Just two days later, King Coal was rocked even worse news when the Environmental Appeals Board of the U.S. Environmental Protection Agency (EPA) blocked Desert Electric Power Cooperative's plans for a power plant.   This time, the AP wrote

"The Environmental Protection Agency was blocked Thursday from issuing a permit for a proposed coal-burning power plant in Utah without addressing global warming. The ruling by an agency appeals panel means the Obama administration probably will determine the fate of other similar plants.  The panel said the EPA's Denver office failed to adequately support its decision to issue a permit for the Bonanza plant without requiring controls on carbon dioxide, the leading greenhouse gas.
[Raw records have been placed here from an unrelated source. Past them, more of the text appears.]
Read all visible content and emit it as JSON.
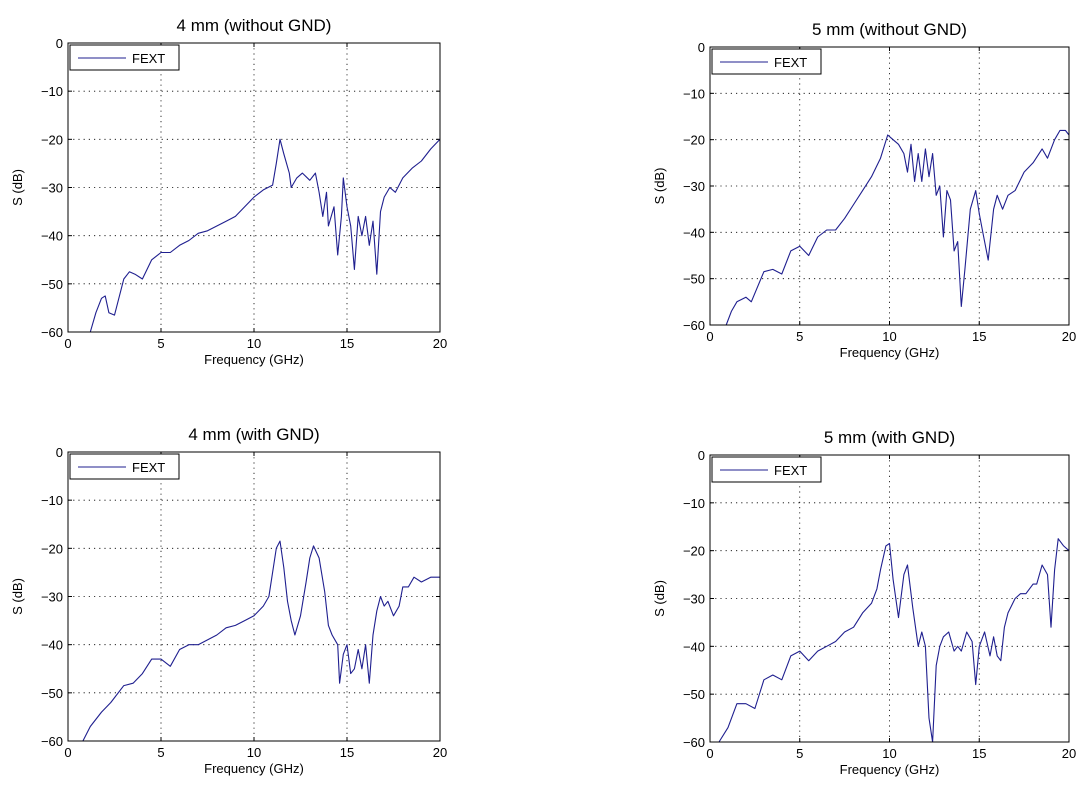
{
  "colors": {
    "series": "#1f1f8f",
    "axis": "#000000"
  },
  "chart_data": [
    {
      "type": "line",
      "title": "4 mm (without GND)",
      "xlabel": "Frequency (GHz)",
      "ylabel": "S (dB)",
      "xlim": [
        0,
        20
      ],
      "ylim": [
        -60,
        0
      ],
      "xticks": [
        "0",
        "5",
        "10",
        "15",
        "20"
      ],
      "yticks": [
        "0",
        "−10",
        "−20",
        "−30",
        "−40",
        "−50",
        "−60"
      ],
      "grid": true,
      "legend": "top-left",
      "series": [
        {
          "name": "FEXT",
          "points": [
            [
              1.2,
              -60
            ],
            [
              1.5,
              -56
            ],
            [
              1.8,
              -53
            ],
            [
              2.0,
              -52.5
            ],
            [
              2.2,
              -56
            ],
            [
              2.5,
              -56.5
            ],
            [
              3.0,
              -49
            ],
            [
              3.3,
              -47.5
            ],
            [
              3.6,
              -48
            ],
            [
              4.0,
              -49
            ],
            [
              4.5,
              -45
            ],
            [
              5.0,
              -43.5
            ],
            [
              5.5,
              -43.5
            ],
            [
              6.0,
              -42
            ],
            [
              6.5,
              -41
            ],
            [
              7.0,
              -39.5
            ],
            [
              7.5,
              -39
            ],
            [
              8.0,
              -38
            ],
            [
              8.5,
              -37
            ],
            [
              9.0,
              -36
            ],
            [
              9.5,
              -34
            ],
            [
              10.0,
              -32
            ],
            [
              10.5,
              -30.5
            ],
            [
              11.0,
              -29.5
            ],
            [
              11.2,
              -25
            ],
            [
              11.4,
              -20
            ],
            [
              11.6,
              -23
            ],
            [
              11.9,
              -27
            ],
            [
              12.0,
              -30
            ],
            [
              12.3,
              -28
            ],
            [
              12.6,
              -27
            ],
            [
              13.0,
              -28.5
            ],
            [
              13.3,
              -27
            ],
            [
              13.5,
              -31
            ],
            [
              13.7,
              -36
            ],
            [
              13.9,
              -31
            ],
            [
              14.0,
              -38
            ],
            [
              14.3,
              -34
            ],
            [
              14.5,
              -44
            ],
            [
              14.7,
              -36
            ],
            [
              14.8,
              -28
            ],
            [
              15.0,
              -34
            ],
            [
              15.2,
              -38
            ],
            [
              15.4,
              -47
            ],
            [
              15.6,
              -36
            ],
            [
              15.8,
              -40
            ],
            [
              16.0,
              -36
            ],
            [
              16.2,
              -42
            ],
            [
              16.4,
              -37
            ],
            [
              16.6,
              -48
            ],
            [
              16.8,
              -35
            ],
            [
              17.0,
              -32
            ],
            [
              17.3,
              -30
            ],
            [
              17.6,
              -31
            ],
            [
              18.0,
              -28
            ],
            [
              18.5,
              -26
            ],
            [
              19.0,
              -24.5
            ],
            [
              19.5,
              -22
            ],
            [
              20.0,
              -20
            ]
          ]
        }
      ]
    },
    {
      "type": "line",
      "title": "5 mm (without GND)",
      "xlabel": "Frequency (GHz)",
      "ylabel": "S (dB)",
      "xlim": [
        0,
        20
      ],
      "ylim": [
        -60,
        0
      ],
      "xticks": [
        "0",
        "5",
        "10",
        "15",
        "20"
      ],
      "yticks": [
        "0",
        "−10",
        "−20",
        "−30",
        "−40",
        "−50",
        "−60"
      ],
      "grid": true,
      "legend": "top-left",
      "series": [
        {
          "name": "FEXT",
          "points": [
            [
              0.9,
              -60
            ],
            [
              1.2,
              -57
            ],
            [
              1.5,
              -55
            ],
            [
              2.0,
              -54
            ],
            [
              2.3,
              -55
            ],
            [
              3.0,
              -48.5
            ],
            [
              3.5,
              -48
            ],
            [
              4.0,
              -49
            ],
            [
              4.5,
              -44
            ],
            [
              5.0,
              -43
            ],
            [
              5.5,
              -45
            ],
            [
              6.0,
              -41
            ],
            [
              6.5,
              -39.5
            ],
            [
              7.0,
              -39.5
            ],
            [
              7.5,
              -37
            ],
            [
              8.0,
              -34
            ],
            [
              8.5,
              -31
            ],
            [
              9.0,
              -28
            ],
            [
              9.5,
              -24
            ],
            [
              9.9,
              -19
            ],
            [
              10.2,
              -20
            ],
            [
              10.5,
              -21
            ],
            [
              10.8,
              -23
            ],
            [
              11.0,
              -27
            ],
            [
              11.2,
              -21
            ],
            [
              11.4,
              -29
            ],
            [
              11.6,
              -23
            ],
            [
              11.8,
              -29
            ],
            [
              12.0,
              -22
            ],
            [
              12.2,
              -28
            ],
            [
              12.4,
              -23
            ],
            [
              12.6,
              -32
            ],
            [
              12.8,
              -30
            ],
            [
              13.0,
              -41
            ],
            [
              13.2,
              -31
            ],
            [
              13.4,
              -33
            ],
            [
              13.6,
              -44
            ],
            [
              13.8,
              -42
            ],
            [
              14.0,
              -56
            ],
            [
              14.2,
              -48
            ],
            [
              14.5,
              -35
            ],
            [
              14.8,
              -31
            ],
            [
              15.0,
              -36
            ],
            [
              15.2,
              -40
            ],
            [
              15.5,
              -46
            ],
            [
              15.8,
              -35
            ],
            [
              16.0,
              -32
            ],
            [
              16.3,
              -35
            ],
            [
              16.6,
              -32
            ],
            [
              17.0,
              -31
            ],
            [
              17.5,
              -27
            ],
            [
              18.0,
              -25
            ],
            [
              18.5,
              -22
            ],
            [
              18.8,
              -24
            ],
            [
              19.2,
              -20
            ],
            [
              19.5,
              -18
            ],
            [
              19.8,
              -18
            ],
            [
              20.0,
              -19
            ]
          ]
        }
      ]
    },
    {
      "type": "line",
      "title": "4 mm (with GND)",
      "xlabel": "Frequency (GHz)",
      "ylabel": "S (dB)",
      "xlim": [
        0,
        20
      ],
      "ylim": [
        -60,
        0
      ],
      "xticks": [
        "0",
        "5",
        "10",
        "15",
        "20"
      ],
      "yticks": [
        "0",
        "−10",
        "−20",
        "−30",
        "−40",
        "−50",
        "−60"
      ],
      "grid": true,
      "legend": "top-left",
      "series": [
        {
          "name": "FEXT",
          "points": [
            [
              0.8,
              -60
            ],
            [
              1.2,
              -57
            ],
            [
              1.8,
              -54
            ],
            [
              2.3,
              -52
            ],
            [
              3.0,
              -48.5
            ],
            [
              3.5,
              -48
            ],
            [
              4.0,
              -46
            ],
            [
              4.5,
              -43
            ],
            [
              5.0,
              -43
            ],
            [
              5.5,
              -44.5
            ],
            [
              6.0,
              -41
            ],
            [
              6.5,
              -40
            ],
            [
              7.0,
              -40
            ],
            [
              7.5,
              -39
            ],
            [
              8.0,
              -38
            ],
            [
              8.5,
              -36.5
            ],
            [
              9.0,
              -36
            ],
            [
              9.5,
              -35
            ],
            [
              10.0,
              -34
            ],
            [
              10.5,
              -32
            ],
            [
              10.8,
              -30
            ],
            [
              11.0,
              -25
            ],
            [
              11.2,
              -20
            ],
            [
              11.4,
              -18.5
            ],
            [
              11.6,
              -24
            ],
            [
              11.8,
              -31
            ],
            [
              12.0,
              -35
            ],
            [
              12.2,
              -38
            ],
            [
              12.5,
              -34
            ],
            [
              12.8,
              -27
            ],
            [
              13.0,
              -22
            ],
            [
              13.2,
              -19.5
            ],
            [
              13.5,
              -22
            ],
            [
              13.8,
              -29
            ],
            [
              14.0,
              -36
            ],
            [
              14.2,
              -38
            ],
            [
              14.5,
              -40
            ],
            [
              14.6,
              -48
            ],
            [
              14.8,
              -42
            ],
            [
              15.0,
              -40
            ],
            [
              15.2,
              -46
            ],
            [
              15.4,
              -45
            ],
            [
              15.6,
              -41
            ],
            [
              15.8,
              -45
            ],
            [
              16.0,
              -40
            ],
            [
              16.2,
              -48
            ],
            [
              16.4,
              -38
            ],
            [
              16.6,
              -33
            ],
            [
              16.8,
              -30
            ],
            [
              17.0,
              -32
            ],
            [
              17.2,
              -31
            ],
            [
              17.5,
              -34
            ],
            [
              17.8,
              -32
            ],
            [
              18.0,
              -28
            ],
            [
              18.3,
              -28
            ],
            [
              18.6,
              -26
            ],
            [
              19.0,
              -27
            ],
            [
              19.5,
              -26
            ],
            [
              20.0,
              -26
            ]
          ]
        }
      ]
    },
    {
      "type": "line",
      "title": "5 mm (with GND)",
      "xlabel": "Frequency (GHz)",
      "ylabel": "S (dB)",
      "xlim": [
        0,
        20
      ],
      "ylim": [
        -60,
        0
      ],
      "xticks": [
        "0",
        "5",
        "10",
        "15",
        "20"
      ],
      "yticks": [
        "0",
        "−10",
        "−20",
        "−30",
        "−40",
        "−50",
        "−60"
      ],
      "grid": true,
      "legend": "top-left",
      "series": [
        {
          "name": "FEXT",
          "points": [
            [
              0.5,
              -60
            ],
            [
              1.0,
              -57
            ],
            [
              1.5,
              -52
            ],
            [
              2.0,
              -52
            ],
            [
              2.5,
              -53
            ],
            [
              3.0,
              -47
            ],
            [
              3.5,
              -46
            ],
            [
              4.0,
              -47
            ],
            [
              4.5,
              -42
            ],
            [
              5.0,
              -41
            ],
            [
              5.5,
              -43
            ],
            [
              6.0,
              -41
            ],
            [
              6.5,
              -40
            ],
            [
              7.0,
              -39
            ],
            [
              7.5,
              -37
            ],
            [
              8.0,
              -36
            ],
            [
              8.5,
              -33
            ],
            [
              9.0,
              -31
            ],
            [
              9.3,
              -28
            ],
            [
              9.5,
              -24
            ],
            [
              9.8,
              -19
            ],
            [
              10.0,
              -18.5
            ],
            [
              10.2,
              -26
            ],
            [
              10.5,
              -34
            ],
            [
              10.8,
              -25
            ],
            [
              11.0,
              -23
            ],
            [
              11.3,
              -32
            ],
            [
              11.6,
              -40
            ],
            [
              11.8,
              -37
            ],
            [
              12.0,
              -40
            ],
            [
              12.2,
              -55
            ],
            [
              12.4,
              -60
            ],
            [
              12.6,
              -44
            ],
            [
              12.8,
              -40
            ],
            [
              13.0,
              -38
            ],
            [
              13.3,
              -37
            ],
            [
              13.6,
              -41
            ],
            [
              13.8,
              -40
            ],
            [
              14.0,
              -41
            ],
            [
              14.3,
              -37
            ],
            [
              14.6,
              -39
            ],
            [
              14.8,
              -48
            ],
            [
              15.0,
              -40
            ],
            [
              15.3,
              -37
            ],
            [
              15.6,
              -42
            ],
            [
              15.8,
              -38
            ],
            [
              16.0,
              -42
            ],
            [
              16.2,
              -43
            ],
            [
              16.4,
              -36
            ],
            [
              16.6,
              -33
            ],
            [
              17.0,
              -30
            ],
            [
              17.3,
              -29
            ],
            [
              17.6,
              -29
            ],
            [
              18.0,
              -27
            ],
            [
              18.2,
              -27
            ],
            [
              18.5,
              -23
            ],
            [
              18.8,
              -25
            ],
            [
              19.0,
              -36
            ],
            [
              19.2,
              -24
            ],
            [
              19.4,
              -17.5
            ],
            [
              19.7,
              -19
            ],
            [
              20.0,
              -20
            ]
          ]
        }
      ]
    }
  ]
}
The matter was sent back to that office, which must better explain why it failed to order limits on carbon dioxide. This is 'an issue of national scope that has implications far beyond this individual permitting process, the panel said."

Joanna Spalding, the Sierra Club attorney who handled the litigation, said:

"Today's decision opens the way for meaningful action to fight global warming and is a major step in bringing about a clean energy economy. This is one more sign that we must begin repowering, refueling and rebuilding America. The EAB rejected every Bush Administration excuse for failing to regulate the largest source of greenhouse gases in the United States. This decision gives the Obama Administration a clean slate to begin building our clean energy economy for the 21st century."

Our friends over at Climate Progress may have put it best: "A legal bombshell has been dropped that may well stop all new coal plant permitting." (emphasis in original)

And that is what we call a very bad week for coal!